Thanks for the email, Kile. I'll do my best to give you the guidance you're looking for. I wish I could tell you exactly what workouts are perfect and will result in undeniable success, but that's just not the case with training or coaching. Each athlete is so different.

It's very tough to answer because I do not know anything about your athletic history to really know and understand your strengths and weaknesses. I'm also not aware of your goals, and the risk which must be taken in training to accomplish those. If you're trying to win your age-group and grab a rare Kona slot at a half, more risk is required, which could result in injury if not tailored more specifically to you.

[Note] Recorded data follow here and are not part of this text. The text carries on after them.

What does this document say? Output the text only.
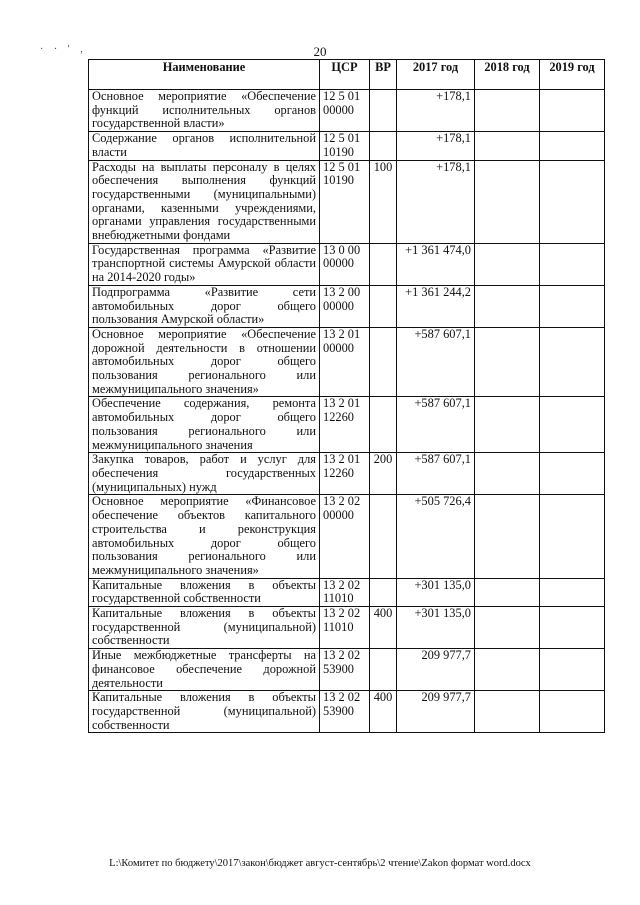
· · ′ ,	20
Наименование	ЦСР	ВР	2017 год	2018 год	2019 год
Основное мероприятие «Обеспечение функций исполнительных органов государственной власти»	12 5 01 00000		+178,1		
Содержание органов исполнительной власти	12 5 01 10190		+178,1		
Расходы на выплаты персоналу в целях обеспечения выполнения функций государственными (муниципальными) органами, казенными учреждениями, органами управления государственными внебюджетными фондами	12 5 01 10190	100	+178,1		
Государственная программа «Развитие транспортной системы Амурской области на 2014-2020 годы»	13 0 00 00000		+1 361 474,0		
Подпрограмма «Развитие сети автомобильных дорог общего пользования Амурской области»	13 2 00 00000		+1 361 244,2		
Основное мероприятие «Обеспечение дорожной деятельности в отношении автомобильных дорог общего пользования регионального или межмуниципального значения»	13 2 01 00000		+587 607,1		
Обеспечение содержания, ремонта автомобильных дорог общего пользования регионального или межмуниципального значения	13 2 01 12260		+587 607,1		
Закупка товаров, работ и услуг для обеспечения государственных (муниципальных) нужд	13 2 01 12260	200	+587 607,1		
Основное мероприятие «Финансовое обеспечение объектов капитального строительства и реконструкция автомобильных дорог общего пользования регионального или межмуниципального значения»	13 2 02 00000		+505 726,4		
Капитальные вложения в объекты государственной собственности	13 2 02 11010		+301 135,0		
Капитальные вложения в объекты государственной (муниципальной) собственности	13 2 02 11010	400	+301 135,0		
Иные межбюджетные трансферты на финансовое обеспечение дорожной деятельности	13 2 02 53900		209 977,7		
Капитальные вложения в объекты государственной (муниципальной) собственности	13 2 02 53900	400	209 977,7		
L:\Комитет по бюджету\2017\закон\бюджет август-сентябрь\2 чтение\Zakon формат word.docx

Even if I gave you a list of key workouts for a half, you might not give yourself enough recovery between workouts to accomplish them with success, or may not have the fitness required to accomplish them, especially if your goal is just to finish or place modestly. This doesn't even take into account the demands of the race course, (elevation, wind, temperature, etc), and the strategies you might employ whether your strength is the swim, bike or run.

However, I can tell you that if you research the race and its demands on you, relative to the goals you have set for yourself at the event, then you will just need to structure your training to meet those demands. For example, we know you will probably be between 2.5 and 3 hours, if you're like most athletes, and therefore you need to be prepared to do a steady state effort of 2.5 to 3 hours in length.

If all you're doing are group rides of 2-3 hours in length where you sit in a pack and/or attack off the front, then you're probably not preparing for the specific demands of a half-ironman.

So what do I suggest? If you had the time, I would suggest preparing the early part of the season for technical improvements in your cycling, (pedal stroke, high cadence work, position, etc), basic aerobic endurance, and then begin to move more specifically to the demands of the half-ironman, assuming it is your A-priority race for the season. This would be done with probably shorter intervals at first, with modest rest periods, moving to longer interval sessions, with possibly less rest periods as well. Once in awhile, and if time permits, I would include some longer steady-state rides as well.

It definitely requires a lot of knowledge about the athlete for the coach to successfully do their job. This is why communication with your coach is important if you have one, and the reason why people hire coaches.

Best of luck Kile, and I hope the general strategy I've laid out helps you accomplish your goals!